Isolating may include actuating the packoff device from the open
state to the closed state in response to an impediment being
introduced to the bore of the mandrel and engaging a seat coupled
to the sleeve. In some embodiments, the sealing element may be
positioned axially between first and second radial ports.
[0090] As used herein, the terms "inner" and "outer"; "up" and
"down"; "upper" and "lower"; "upward" and "downward"; "above" and
"below"; "inward" and "outward"; and other like terms as used
herein refer to relative positions to one another and are not
intended to denote a particular direction or spatial orientation.
The terms "couple," "coupled," "connect," "connection,"
"connected," "in connection with," and "connecting" refer to "in
direct connection with," "integral with," or "in connection with
via one or more intermediate elements or members."

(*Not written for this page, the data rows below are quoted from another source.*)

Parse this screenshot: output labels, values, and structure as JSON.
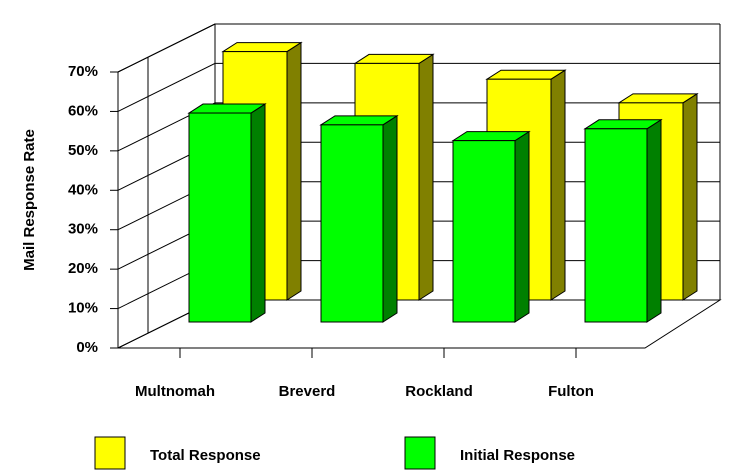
{
  "chart_data": {
    "type": "bar3d",
    "y_label": "Mail Response Rate",
    "categories": [
      "Multnomah",
      "Breverd",
      "Rockland",
      "Fulton"
    ],
    "series": [
      {
        "name": "Total Response",
        "color": "#ffff00",
        "values": [
          63,
          60,
          56,
          50
        ]
      },
      {
        "name": "Initial Response",
        "color": "#00ff00",
        "values": [
          53,
          50,
          46,
          49
        ]
      }
    ],
    "ylim": [
      0,
      70
    ],
    "yticks": [
      {
        "value": 0,
        "label": "0%"
      },
      {
        "value": 10,
        "label": "10%"
      },
      {
        "value": 20,
        "label": "20%"
      },
      {
        "value": 30,
        "label": "30%"
      },
      {
        "value": 40,
        "label": "40%"
      },
      {
        "value": 50,
        "label": "50%"
      },
      {
        "value": 60,
        "label": "60%"
      },
      {
        "value": 70,
        "label": "70%"
      }
    ],
    "grid": true
  }
}
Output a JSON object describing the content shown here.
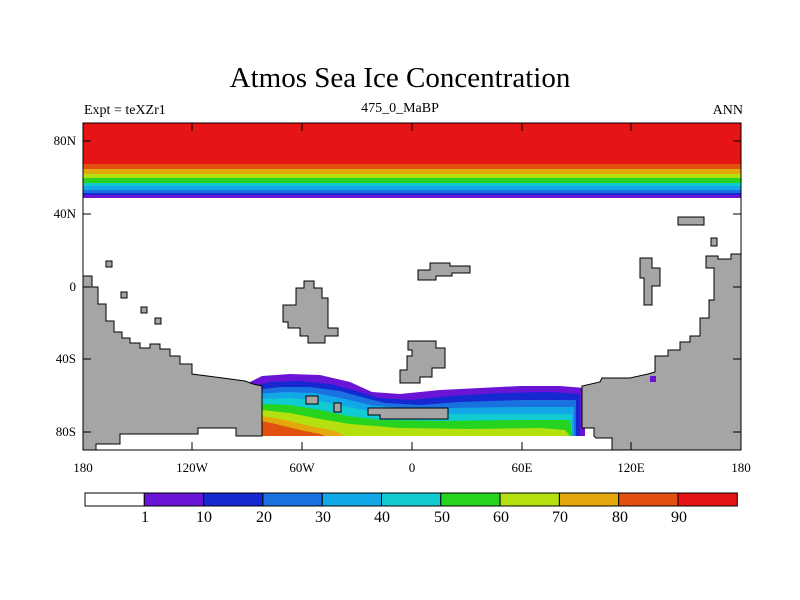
{
  "title": "Atmos Sea Ice Concentration",
  "subtitle_left": "Expt = teXZr1",
  "subtitle_center": "475_0_MaBP",
  "subtitle_right": "ANN",
  "y_axis_labels": [
    "80N",
    "40N",
    "0",
    "40S",
    "80S"
  ],
  "x_axis_labels": [
    "180",
    "120W",
    "60W",
    "0",
    "60E",
    "120E",
    "180"
  ],
  "colorbar": {
    "labels": [
      "1",
      "10",
      "20",
      "30",
      "40",
      "50",
      "60",
      "70",
      "80",
      "90"
    ],
    "colors": [
      "#ffffff",
      "#6a14d6",
      "#1628d2",
      "#1a72e0",
      "#12a8e8",
      "#10ccd0",
      "#26d420",
      "#b4e010",
      "#e2a80c",
      "#e25010",
      "#e61414"
    ]
  },
  "land_color": "#a5a5a5"
}
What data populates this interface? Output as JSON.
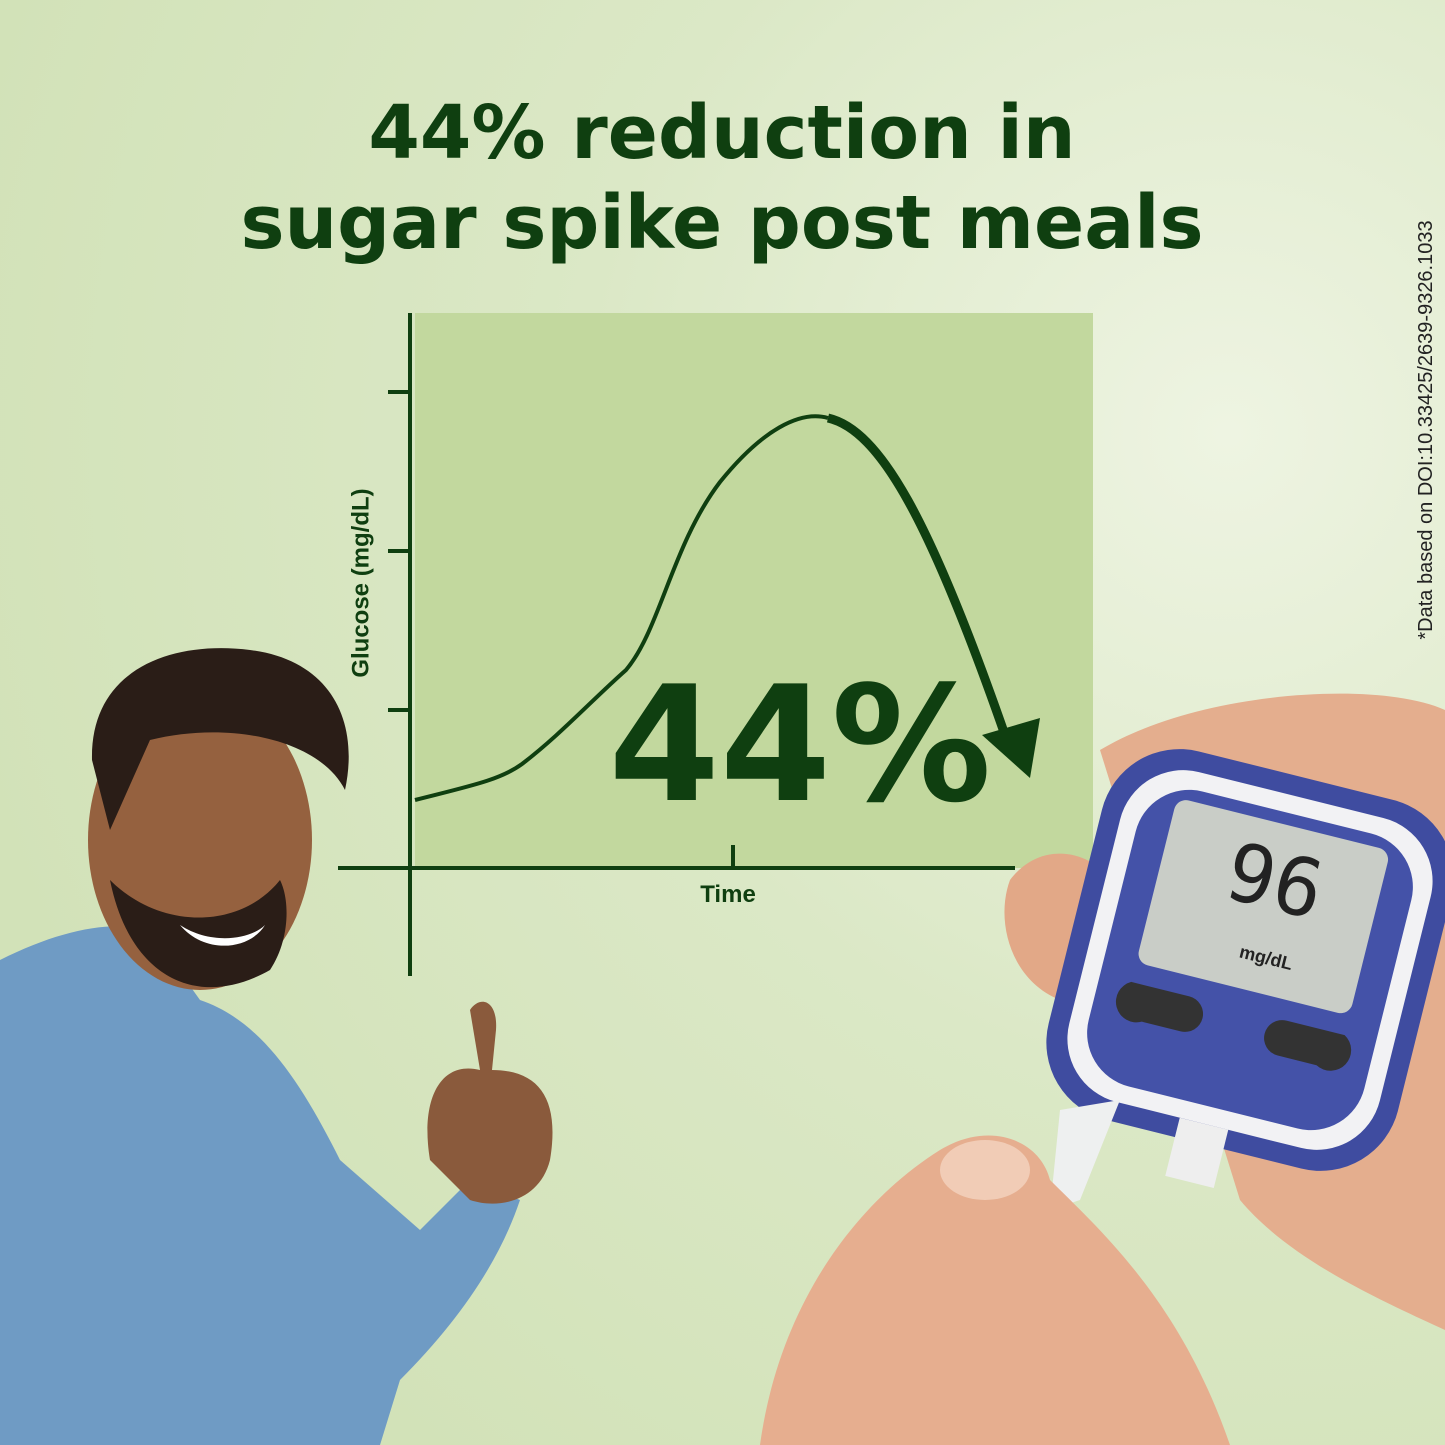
{
  "header": {
    "title_lines": [
      "44% reduction in",
      "sugar spike post meals"
    ]
  },
  "chart": {
    "y_axis_label": "Glucose (mg/dL)",
    "x_axis_label": "Time",
    "stat": "44%"
  },
  "meter": {
    "reading": "96",
    "unit": "mg/dL"
  },
  "footnote": "*Data based on DOI:10.33425/2639-9326.1033"
}
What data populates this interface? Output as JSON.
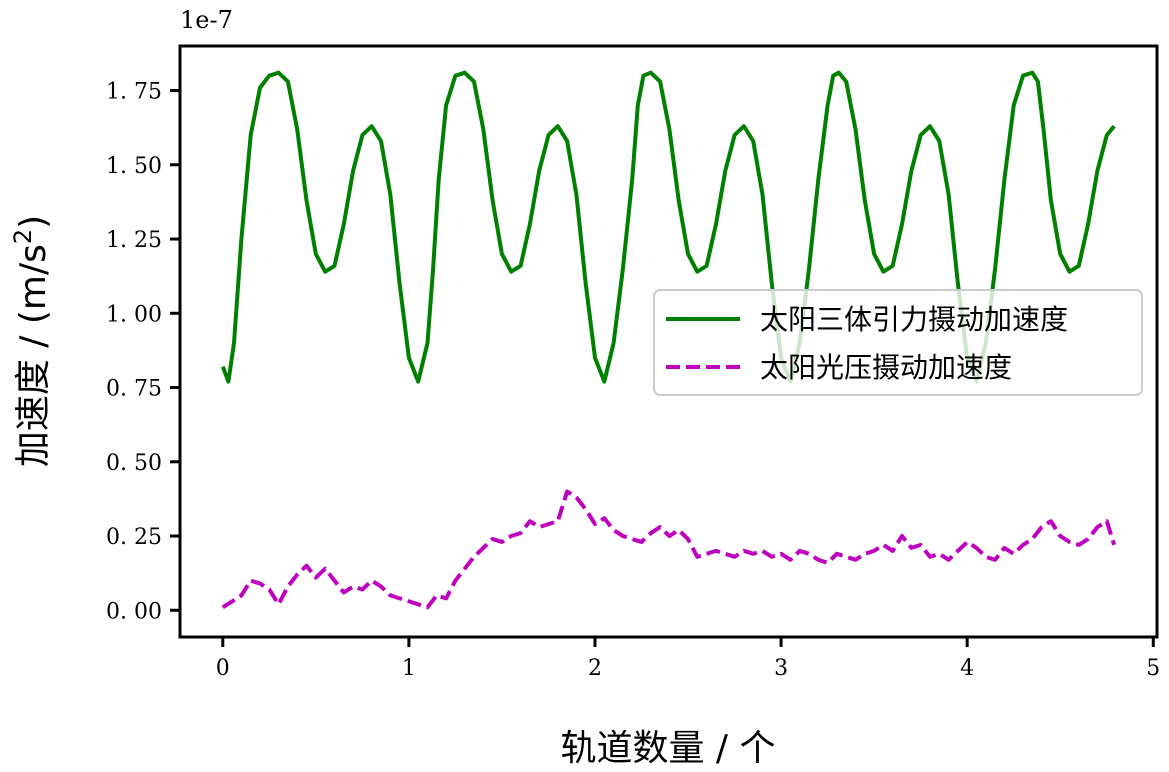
{
  "chart_data": {
    "type": "line",
    "xlabel": "轨道数量 / 个",
    "ylabel_prefix": "加速度 / (m/s",
    "ylabel_sup": "2",
    "ylabel_suffix": ")",
    "y_offset_text": "1e-7",
    "xlim": [
      -0.23,
      5.02
    ],
    "ylim": [
      -0.09,
      1.9
    ],
    "xticks": [
      0,
      1,
      2,
      3,
      4,
      5
    ],
    "xtick_labels": [
      "0",
      "1",
      "2",
      "3",
      "4",
      "5"
    ],
    "yticks": [
      0.0,
      0.25,
      0.5,
      0.75,
      1.0,
      1.25,
      1.5,
      1.75
    ],
    "ytick_labels": [
      "0. 00",
      "0. 25",
      "0. 50",
      "0. 75",
      "1. 00",
      "1. 25",
      "1. 50",
      "1. 75"
    ],
    "legend_position": "center-right",
    "series": [
      {
        "name": "太阳三体引力摄动加速度",
        "color": "#008000",
        "style": "solid",
        "x": [
          0.0,
          0.03,
          0.06,
          0.1,
          0.15,
          0.2,
          0.25,
          0.3,
          0.35,
          0.4,
          0.45,
          0.5,
          0.55,
          0.6,
          0.65,
          0.7,
          0.75,
          0.8,
          0.85,
          0.9,
          0.95,
          1.0,
          1.05,
          1.1,
          1.13,
          1.16,
          1.2,
          1.25,
          1.3,
          1.35,
          1.4,
          1.45,
          1.5,
          1.55,
          1.6,
          1.65,
          1.7,
          1.75,
          1.8,
          1.85,
          1.9,
          1.95,
          2.0,
          2.05,
          2.1,
          2.15,
          2.2,
          2.23,
          2.26,
          2.3,
          2.35,
          2.4,
          2.45,
          2.5,
          2.55,
          2.6,
          2.65,
          2.7,
          2.75,
          2.8,
          2.85,
          2.9,
          2.95,
          3.0,
          3.05,
          3.1,
          3.15,
          3.2,
          3.25,
          3.28,
          3.31,
          3.35,
          3.4,
          3.45,
          3.5,
          3.55,
          3.6,
          3.65,
          3.7,
          3.75,
          3.8,
          3.85,
          3.9,
          3.95,
          4.0,
          4.05,
          4.1,
          4.15,
          4.2,
          4.25,
          4.3,
          4.35,
          4.38,
          4.41,
          4.45,
          4.5,
          4.55,
          4.6,
          4.65,
          4.7,
          4.75,
          4.79
        ],
        "y": [
          0.82,
          0.77,
          0.9,
          1.25,
          1.6,
          1.76,
          1.8,
          1.81,
          1.78,
          1.62,
          1.38,
          1.2,
          1.14,
          1.16,
          1.3,
          1.48,
          1.6,
          1.63,
          1.58,
          1.4,
          1.1,
          0.85,
          0.77,
          0.9,
          1.15,
          1.45,
          1.7,
          1.8,
          1.81,
          1.78,
          1.62,
          1.38,
          1.2,
          1.14,
          1.16,
          1.3,
          1.48,
          1.6,
          1.63,
          1.58,
          1.4,
          1.1,
          0.85,
          0.77,
          0.9,
          1.15,
          1.45,
          1.7,
          1.8,
          1.81,
          1.78,
          1.62,
          1.38,
          1.2,
          1.14,
          1.16,
          1.3,
          1.48,
          1.6,
          1.63,
          1.58,
          1.4,
          1.1,
          0.85,
          0.77,
          0.9,
          1.15,
          1.45,
          1.7,
          1.8,
          1.81,
          1.78,
          1.62,
          1.38,
          1.2,
          1.14,
          1.16,
          1.3,
          1.48,
          1.6,
          1.63,
          1.58,
          1.4,
          1.1,
          0.85,
          0.77,
          0.9,
          1.15,
          1.45,
          1.7,
          1.8,
          1.81,
          1.78,
          1.62,
          1.38,
          1.2,
          1.14,
          1.16,
          1.3,
          1.48,
          1.6,
          1.63
        ]
      },
      {
        "name": "太阳光压摄动加速度",
        "color": "#bf00bf",
        "style": "dashed",
        "x": [
          0.0,
          0.05,
          0.1,
          0.15,
          0.2,
          0.25,
          0.3,
          0.35,
          0.4,
          0.45,
          0.5,
          0.55,
          0.6,
          0.65,
          0.7,
          0.75,
          0.8,
          0.85,
          0.9,
          0.95,
          1.0,
          1.05,
          1.1,
          1.15,
          1.2,
          1.25,
          1.3,
          1.35,
          1.4,
          1.45,
          1.5,
          1.55,
          1.6,
          1.65,
          1.7,
          1.75,
          1.8,
          1.85,
          1.9,
          1.95,
          2.0,
          2.05,
          2.1,
          2.15,
          2.2,
          2.25,
          2.3,
          2.35,
          2.4,
          2.45,
          2.5,
          2.55,
          2.6,
          2.65,
          2.7,
          2.75,
          2.8,
          2.85,
          2.9,
          2.95,
          3.0,
          3.05,
          3.1,
          3.15,
          3.2,
          3.25,
          3.3,
          3.35,
          3.4,
          3.45,
          3.5,
          3.55,
          3.6,
          3.65,
          3.7,
          3.75,
          3.8,
          3.85,
          3.9,
          3.95,
          4.0,
          4.05,
          4.1,
          4.15,
          4.2,
          4.25,
          4.3,
          4.35,
          4.4,
          4.45,
          4.5,
          4.55,
          4.6,
          4.65,
          4.7,
          4.75,
          4.79
        ],
        "y": [
          0.01,
          0.03,
          0.05,
          0.1,
          0.09,
          0.07,
          0.02,
          0.08,
          0.12,
          0.15,
          0.11,
          0.14,
          0.1,
          0.06,
          0.08,
          0.07,
          0.1,
          0.08,
          0.05,
          0.04,
          0.03,
          0.02,
          0.01,
          0.05,
          0.04,
          0.1,
          0.14,
          0.18,
          0.21,
          0.24,
          0.23,
          0.25,
          0.26,
          0.3,
          0.28,
          0.29,
          0.3,
          0.4,
          0.38,
          0.34,
          0.29,
          0.31,
          0.27,
          0.25,
          0.24,
          0.23,
          0.26,
          0.28,
          0.25,
          0.27,
          0.24,
          0.18,
          0.19,
          0.2,
          0.19,
          0.18,
          0.2,
          0.19,
          0.2,
          0.18,
          0.19,
          0.17,
          0.2,
          0.19,
          0.17,
          0.16,
          0.19,
          0.18,
          0.17,
          0.19,
          0.2,
          0.22,
          0.2,
          0.25,
          0.21,
          0.22,
          0.18,
          0.19,
          0.17,
          0.2,
          0.23,
          0.21,
          0.18,
          0.17,
          0.21,
          0.19,
          0.22,
          0.24,
          0.28,
          0.3,
          0.25,
          0.23,
          0.22,
          0.24,
          0.28,
          0.3,
          0.22
        ]
      }
    ]
  }
}
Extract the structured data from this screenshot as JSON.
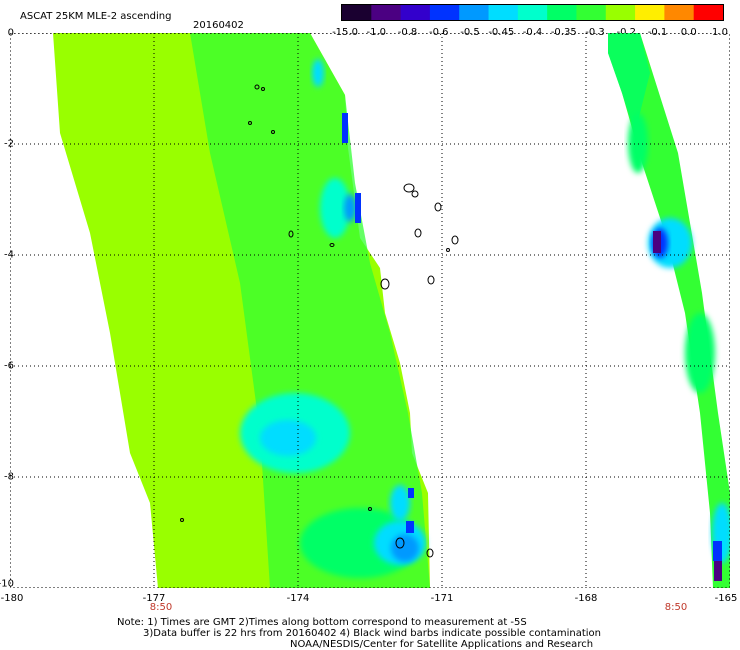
{
  "header": {
    "title": "ASCAT 25KM MLE-2 ascending",
    "date": "20160402"
  },
  "colorbar": {
    "labels": [
      "-15.0",
      "-1.0",
      "-0.8",
      "-0.6",
      "-0.5",
      "-0.45",
      "-0.4",
      "-0.35",
      "-0.3",
      "-0.2",
      "-0.1",
      "0.0",
      "1.0"
    ],
    "colors": [
      "#1a0030",
      "#4b0082",
      "#3300cc",
      "#0033ff",
      "#0099ff",
      "#00ddff",
      "#00ffcc",
      "#00ff66",
      "#33ff33",
      "#99ff00",
      "#ffee00",
      "#ff8800",
      "#ff0000"
    ]
  },
  "axes": {
    "y_labels": [
      "0",
      "-2",
      "-4",
      "-6",
      "-8",
      "-10"
    ],
    "x_labels": [
      "-180",
      "-177",
      "-174",
      "-171",
      "-168",
      "-165"
    ],
    "time_labels": [
      "8:50",
      "8:50"
    ]
  },
  "footer": {
    "note_line1": "Note: 1) Times are GMT 2)Times along bottom correspond to measurement at -5S",
    "note_line2": "3)Data buffer is 22 hrs from 20160402 4) Black wind barbs indicate possible contamination",
    "note_line3": "NOAA/NESDIS/Center for Satellite Applications and Research"
  },
  "palette": {
    "lime": "#99ff00",
    "green": "#33ff33",
    "mint": "#00ff66",
    "cyan": "#00ffcc",
    "aqua": "#00ddff",
    "sky": "#0099ff",
    "blue": "#0033ff",
    "indigo": "#3300cc",
    "violet": "#4b0082"
  }
}
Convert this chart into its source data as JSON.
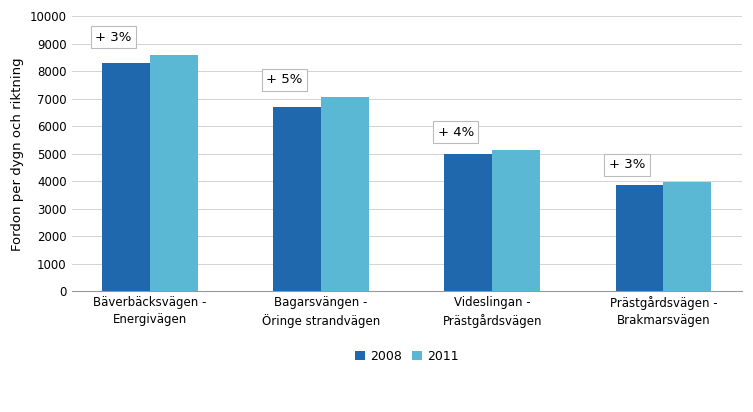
{
  "categories": [
    "Bäverbäcksvägen -\nEnergivägen",
    "Bagarsvängen -\nÖringe strandvägen",
    "Videslingan -\nPrästgårdsvägen",
    "Prästgårdsvägen -\nBrakmarsvägen"
  ],
  "values_2008": [
    8300,
    6700,
    5000,
    3850
  ],
  "values_2011": [
    8600,
    7050,
    5150,
    3960
  ],
  "annotations": [
    "+ 3%",
    "+ 5%",
    "+ 4%",
    "+ 3%"
  ],
  "color_2008": "#2068AE",
  "color_2011": "#5BB8D4",
  "ylabel": "Fordon per dygn och riktning",
  "ylim": [
    0,
    10000
  ],
  "yticks": [
    0,
    1000,
    2000,
    3000,
    4000,
    5000,
    6000,
    7000,
    8000,
    9000,
    10000
  ],
  "legend_labels": [
    "2008",
    "2011"
  ],
  "bar_width": 0.28,
  "annotation_fontsize": 9.5,
  "tick_fontsize": 8.5,
  "ylabel_fontsize": 9.5,
  "legend_fontsize": 9,
  "background_color": "#ffffff"
}
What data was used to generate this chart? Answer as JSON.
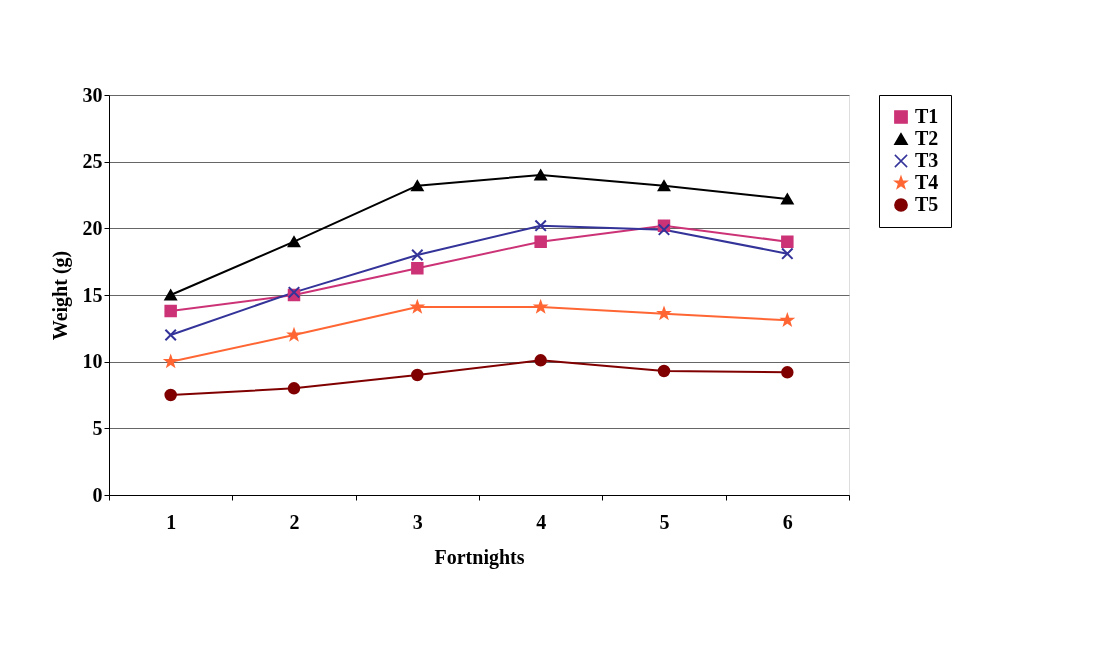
{
  "chart_data": {
    "type": "line",
    "xlabel": "Fortnights",
    "ylabel": "Weight (g)",
    "categories": [
      "1",
      "2",
      "3",
      "4",
      "5",
      "6"
    ],
    "ylim": [
      0,
      30
    ],
    "yticks": [
      0,
      5,
      10,
      15,
      20,
      25,
      30
    ],
    "grid": "y",
    "legend": "right",
    "series": [
      {
        "name": "T1",
        "color": "#cc3377",
        "marker": "square",
        "values": [
          13.8,
          15,
          17,
          19,
          20.2,
          19
        ]
      },
      {
        "name": "T2",
        "color": "#000000",
        "marker": "triangle",
        "values": [
          15,
          19,
          23.2,
          24,
          23.2,
          22.2
        ]
      },
      {
        "name": "T3",
        "color": "#333399",
        "marker": "cross",
        "values": [
          12,
          15.2,
          18,
          20.2,
          19.9,
          18.1
        ]
      },
      {
        "name": "T4",
        "color": "#ff6633",
        "marker": "star",
        "values": [
          10,
          12,
          14.1,
          14.1,
          13.6,
          13.1
        ]
      },
      {
        "name": "T5",
        "color": "#800000",
        "marker": "circle",
        "values": [
          7.5,
          8,
          9,
          10.1,
          9.3,
          9.2
        ]
      }
    ]
  }
}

[0091] Although various example embodiments have been described in
detail herein, those skilled in the art will readily appreciate in
view of the present disclosure that many modifications are possible
in the example embodiment without materially departing from the
present disclosure. Accordingly, any such modifications are
intended to be included in the scope of this disclosure. Likewise,
while the disclosure herein contains many specifics, these
specifics should not be construed as limiting the scope of the
disclosure or of any of the appended claims, but merely as
providing information pertinent to one or more specific embodiments
that may fall within the scope of the disclosure and the appended
claims. Any described features from the various embodiments
disclosed may be employed in combination. In addition, other
embodiments of the present disclosure may also be devised which lie
within the scopes of the disclosure and the appended claims. Each
addition, deletion, and modification to the embodiments that falls
within the meaning and scope of the claims is to be embraced by the
claims.
[0092] In the claims, means-plus-function clauses are intended to
cover the structures described herein as performing the recited
function, including both structural equivalents and equivalent
structures. Thus, although a nail and a screw may not be structural
equivalents in that a nail employs a cylindrical surface to couple
wooden parts together, whereas a screw employs a helical surface,
in the environment of fastening wooden parts, a nail and a screw
may be equivalent structures. It is the express intention of the
applicant not to invoke 35 U.S.C. .sctn.112, paragraph 6 for any
limitations of any of the claims herein, except for those in which
the claim expressly uses the words `means for` together with an
associated function.
[0093] Certain embodiments and features may have been described
using a set of numerical upper limits and a set of numerical lower
limits. It should be appreciated that ranges including the
combination of any two values, e.g., the combination of any lower
value with any upper value, the combination of any two lower
values, and/or the combination of any two upper values are
contemplated unless otherwise indicated. Certain lower limits,
upper limits and ranges may appear in one or more claims below. Any
numerical value is "about" or "approximately" the indicated value,
and take into account experimental error and variations that would
be expected by a person having ordinary skill in the art.